Trouver son équilibre
Si tout semble aller pour le mieux pour Respire, l'entrepreneure a toutefois connu des périodes difficiles. Notamment liées aux critiques sur les réseaux sociaux au lancement de son premier produit. "L'entrepreneuriat, c'est un grand huit émotionnel ! On n'est jamais assez préparé. Il faut développer son optimisme, ne pas baisser les bras et trouver des alternatives si on est face à une embûche", insiste Justine Hutteau. Pour parvenir à prendre du recul, la jeune femme se fait accompagner par un coach. Très présente sur les réseaux sociaux, la co-fondatrice, qui n'hésitait pas à incarner sa marque, a même décidé de se mettre en retrait. "Au début, la question ne s'était pas posée. Mais quand j'ai été personnellement attaquée, j'ai eu ce besoin de prendre un peu de distance. J'ai changé ma manière de communiquer", souligne-t-elle. Enfin, la chef d'entreprise conseille d'écouter son corps et de prendre le temps de recharger ses batteries. La jeune femme conseille ainsi :
Trouver son équilibre avec temps 'off' est primordial. Ne négligez pas cela. Même si vous pensez que c'est impossible en phase de lancement. Il y a beaucoup d'entrepreneurs qui dorment peu et ne partent pas en vacances, c'est un tort.
Et Justine Hutteau parle en connaissance de cause. L'entrepreneure confie en effet se remettre tout juste de quatre côtes fracturées dues à la fatigue. "Depuis mars 2021 je souffrais mais je ne m'écoutais pas.
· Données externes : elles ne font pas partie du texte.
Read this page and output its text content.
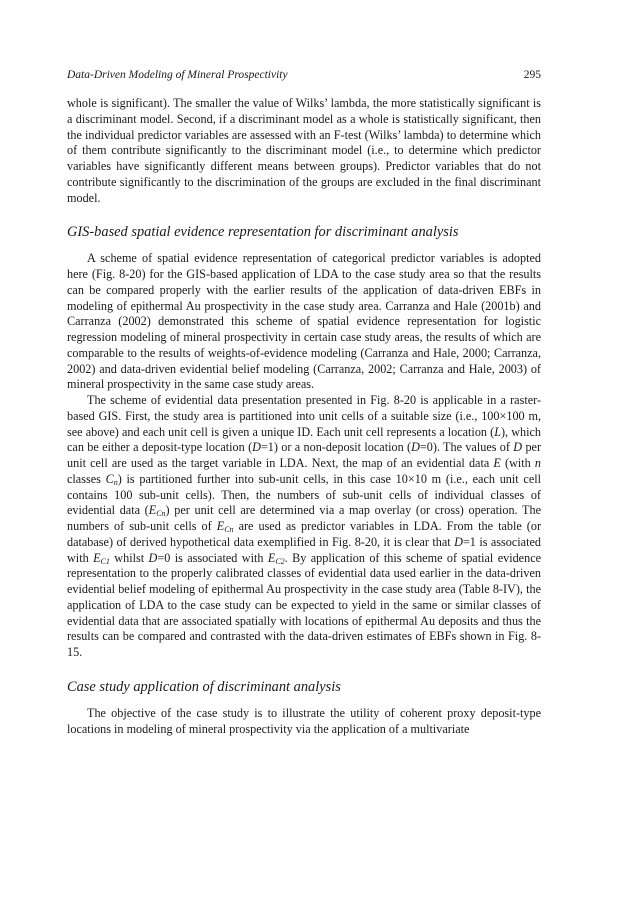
Data-Driven Modeling of Mineral Prospectivity	295

whole is significant). The smaller the value of Wilks’ lambda, the more statistically significant is a discriminant model. Second, if a discriminant model as a whole is statistically significant, then the individual predictor variables are assessed with an F-test (Wilks’ lambda) to determine which of them contribute significantly to the discriminant model (i.e., to determine which predictor variables have significantly different means between groups). Predictor variables that do not contribute significantly to the discrimination of the groups are excluded in the final discriminant model.

GIS-based spatial evidence representation for discriminant analysis

A scheme of spatial evidence representation of categorical predictor variables is adopted here (Fig. 8-20) for the GIS-based application of LDA to the case study area so that the results can be compared properly with the earlier results of the application of data-driven EBFs in modeling of epithermal Au prospectivity in the case study area. Carranza and Hale (2001b) and Carranza (2002) demonstrated this scheme of spatial evidence representation for logistic regression modeling of mineral prospectivity in certain case study areas, the results of which are comparable to the results of weights-of-evidence modeling (Carranza and Hale, 2000; Carranza, 2002) and data-driven evidential belief modeling (Carranza, 2002; Carranza and Hale, 2003) of mineral prospectivity in the same case study areas.

The scheme of evidential data presentation presented in Fig. 8-20 is applicable in a raster-based GIS. First, the study area is partitioned into unit cells of a suitable size (i.e., 100×100 m, see above) and each unit cell is given a unique ID. Each unit cell represents a location (L), which can be either a deposit-type location (D=1) or a non-deposit location (D=0). The values of D per unit cell are used as the target variable in LDA. Next, the map of an evidential data E (with n classes $C_n$) is partitioned further into sub-unit cells, in this case 10×10 m (i.e., each unit cell contains 100 sub-unit cells). Then, the numbers of sub-unit cells of individual classes of evidential data $(E_{Cn})$ per unit cell are determined via a map overlay (or cross) operation. The numbers of sub-unit cells of $E_{Cn}$ are used as predictor variables in LDA. From the table (or database) of derived hypothetical data exemplified in Fig. 8-20, it is clear that D=1 is associated with $E_{C1}$ whilst D=0 is associated with $E_{C2}$. By application of this scheme of spatial evidence representation to the properly calibrated classes of evidential data used earlier in the data-driven evidential belief modeling of epithermal Au prospectivity in the case study area (Table 8-IV), the application of LDA to the case study can be expected to yield in the same or similar classes of evidential data that are associated spatially with locations of epithermal Au deposits and thus the results can be compared and contrasted with the data-driven estimates of EBFs shown in Fig. 8-15.

Case study application of discriminant analysis

The objective of the case study is to illustrate the utility of coherent proxy deposit-type locations in modeling of mineral prospectivity via the application of a multivariate
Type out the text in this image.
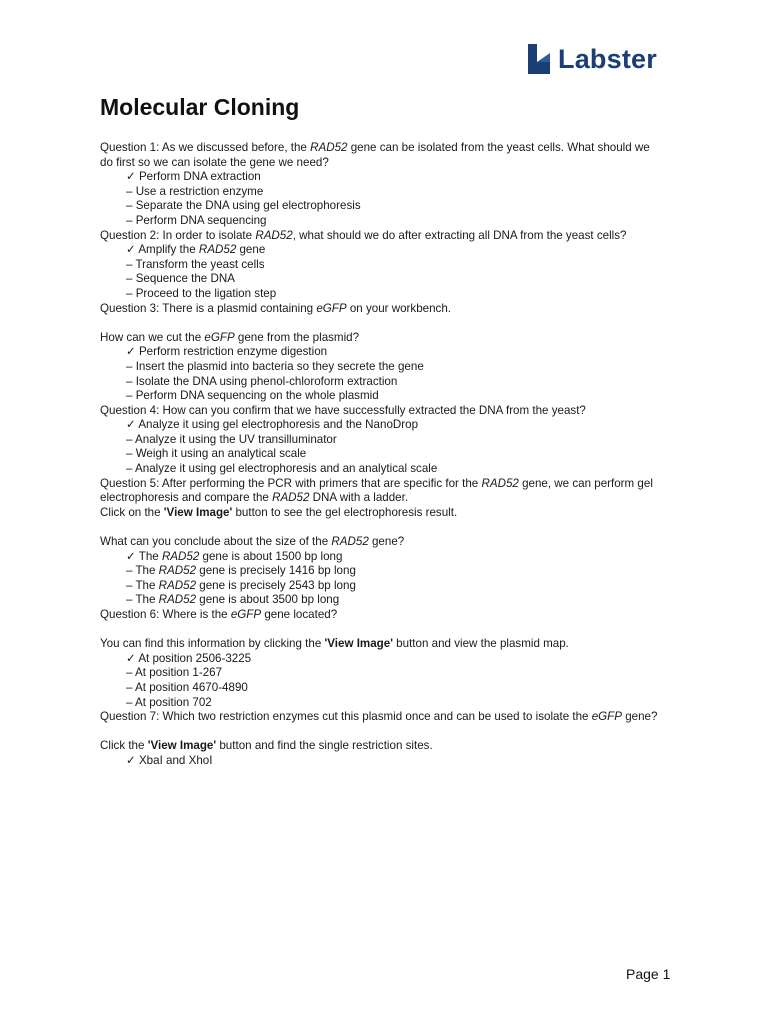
Labster
Molecular Cloning

Question 1: As we discussed before, the RAD52 gene can be isolated from the yeast cells. What should we do first so we can isolate the gene we need?

✓ Perform DNA extraction
– Use a restriction enzyme
– Separate the DNA using gel electrophoresis
– Perform DNA sequencing

Question 2: In order to isolate RAD52, what should we do after extracting all DNA from the yeast cells?

✓ Amplify the RAD52 gene
– Transform the yeast cells
– Sequence the DNA
– Proceed to the ligation step

Question 3: There is a plasmid containing eGFP on your workbench.

How can we cut the eGFP gene from the plasmid?

✓ Perform restriction enzyme digestion
– Insert the plasmid into bacteria so they secrete the gene
– Isolate the DNA using phenol-chloroform extraction
– Perform DNA sequencing on the whole plasmid

Question 4: How can you confirm that we have successfully extracted the DNA from the yeast?

✓ Analyze it using gel electrophoresis and the NanoDrop
– Analyze it using the UV transilluminator
– Weigh it using an analytical scale
– Analyze it using gel electrophoresis and an analytical scale

Question 5: After performing the PCR with primers that are specific for the RAD52 gene, we can perform gel electrophoresis and compare the RAD52 DNA with a ladder.
Click on the 'View Image' button to see the gel electrophoresis result.

What can you conclude about the size of the RAD52 gene?

✓ The RAD52 gene is about 1500 bp long
– The RAD52 gene is precisely 1416 bp long
– The RAD52 gene is precisely 2543 bp long
– The RAD52 gene is about 3500 bp long

Question 6: Where is the eGFP gene located?

You can find this information by clicking the 'View Image' button and view the plasmid map.

✓ At position 2506-3225
– At position 1-267
– At position 4670-4890
– At position 702

Question 7: Which two restriction enzymes cut this plasmid once and can be used to isolate the eGFP gene?

Click the 'View Image' button and find the single restriction sites.

✓ XbaI and XhoI
Page 1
Au final, le diagnostic est tombé il y a plusieurs mois. J'ai dû arrêter le sport, prendre du recul, réaliser qu'il fallait moins se stresser pour de petits détails et j'ai surtout compris qu'il fallait déléguer davantage. C'est difficile d'avoir ce rôle de visionnaire stratégique et d'être en même temps dans l'opérationnel", confie Justine Hutteau. Et cette dernière confirme qu'il est très important d'être entouré. Tant par la famille que de mentors. "C'est très difficile de trouver un équilibre parfait à 100 %. Mais les conseils des autres vous aideront !", conclut-elle.